Updated by Massimiliano Assante over 9 years ago

infra-gateway1 is down now until we understand where the problem is.

life@infra-gateway1:~$ ./stopContainer.sh 
liferay stop/waiting

Actions

Copy link

Updated by Andrea Dell'Amico over 9 years ago

I set up some other liferay property (from here):
https://docs.liferay.com/portal/6.2/propertiesdoc/portal.properties.html

portal.instance.protocol=
portal.instance.http.port=
portal.instance.https.port=

on both preprod1 and preprod2. I also changed a bit the tomcat cluster configuration. The result is the same, it seems: the login session is not moved from one server to the other after a tomcat restart. I don't know how to test any other behaviours. But I see the tomcat cluster communications in the logs, so it seems that the tomcat cluster part is working.
I've also seen this one: http://stackoverflow.com/questions/20468692/how-to-stop-overriding-portal-ext-file and the next question is: is there a way to know if any of the portlets are breaking the cluster configuration?

Actions

Copy link

Updated by Andrea Dell'Amico over 9 years ago

An interesting here: https://web.liferay.com/community/forums/-/message_boards/message/35359683
Our tomcat configuration seems correct, while the liferay application is not marked as 'distributable'.

Actions

Copy link

Updated by Massimiliano Assante over 9 years ago

% Done changed from 0 to 30

After performing several tests this morning we haven't found the exact cause yet.
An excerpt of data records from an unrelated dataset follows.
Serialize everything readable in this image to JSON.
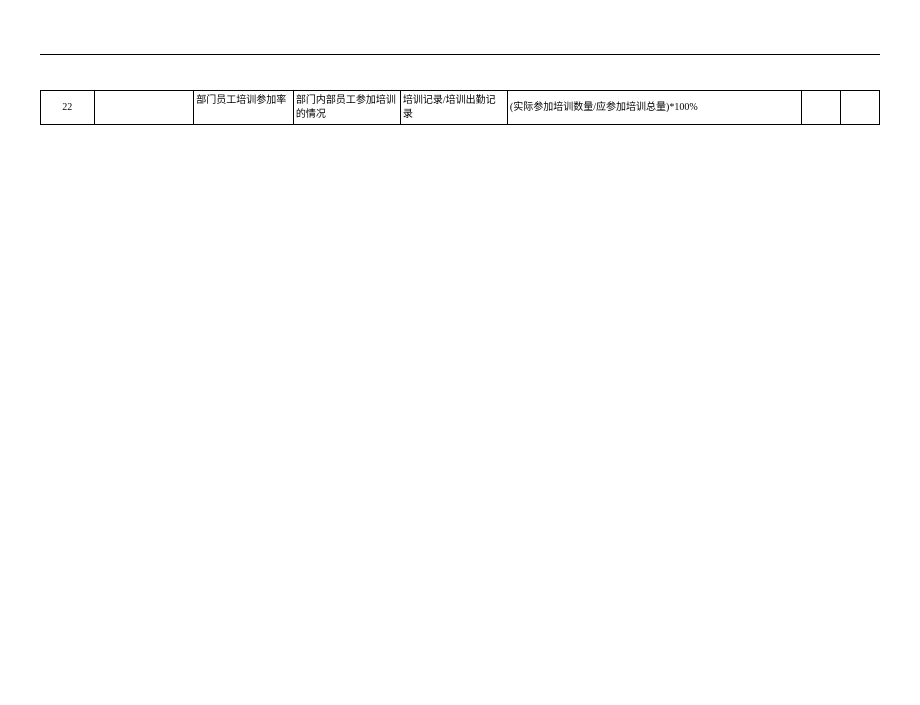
{
  "row": {
    "seq": "22",
    "col_a": "",
    "col_b": "部门员工培训参加率",
    "col_c": "部门内部员工参加培训的情况",
    "col_d": "培训记录/培训出勤记录",
    "formula": "(实际参加培训数量/应参加培训总量)*100%",
    "col_f": "",
    "col_g": ""
  }
}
It could be related to the firewall present on both nodes but we have a non-deterministic behaviour:

When the firewall is up, sometimes the communication occurs sometimes it doesn't (mostly don't). When the firewall is down the communication occurred all the time (so far).
We need more tests to understand where the problem is.

Actions

Copy link

Updated by Massimiliano Assante over 9 years ago

when I disable the firewall on both preprod1 and preprod2 I can see this in the log of preprod2 (not in preprod1 though)

Dec 14, 2016 10:06:05 AM org.apache.catalina.ha.tcp.SimpleTcpCluster memberAdded
INFO: Replication member added:org.apache.catalina.tribes.membership.MemberImpl[tcp://{146, 48, 122, 240}:4000,{146, 48, 122, 240},4000, alive=57072890, securePort=-1, UDP Port=-1, id={-59 -67 -25 -88 -9 83 72 19 -112 -122 99 -65 -42 49 -46 126 }, payload={}, command={}, domain={}, ]

Actions

Copy link

Updated by Andrea Dell'Amico over 9 years ago

Hm. This should the normal behaviour also with the firewall enabled, and I did see the cluster nodes talk each other while testing the other day.

I see two possibilities:

We continue the testing, gathering the traffic and analyzing it;
We completely open the IP traffic between the tomcat nodes.

The second is OK with me.

Actions

Copy link

Updated by Massimiliano Assante over 9 years ago

% Done changed from 30 to 70

Here is the result of my tests this morning (only for liferay cluster ).

The tests consisted in one user on preprod1 asking to register to a VRE, and on the manager user accepting the request on preprod2 for 5 different users. The results have shown that the firewall is somehow interfering sometimes.

With Firewall UP

1st attempt worked as expected
2nd attempt worked as expected
3rd attempt did not work as expected: Join Request not arrived on preprod2, Accepted Request on preprod2 (After clearing liferay cluster cache manually) not reflected in preprod1
4th attempt did not work as expected: Join Request arrived on preprod2, Accepted Request on preprod2 not reflected in preprod1
5th attempt did not work as expected: Join Request not arrived on preprod2, Accepted Request on preprod2 (After clearing liferay cluster cache manually) not reflected in preprod1

With Firewall DOWN

1st attempt worked as expected
2nd attempt worked as expected
3rd attempt worked as expected
4th attempt worked as expected
5th attempt worked as expected

So, as long as we don't understand completely what are the ports and protocols used by liferay we should completely open the IP traffic between the tomcat nodes, at least this seems to make work the liferay cluster.

Actions

Copy link

Updated by Andrea Dell'Amico over 9 years ago

I just reviewed the firewall rules and they permit all the tcp traffic between the tomcat nodes (it was added because of some portlet I don't remember anymore).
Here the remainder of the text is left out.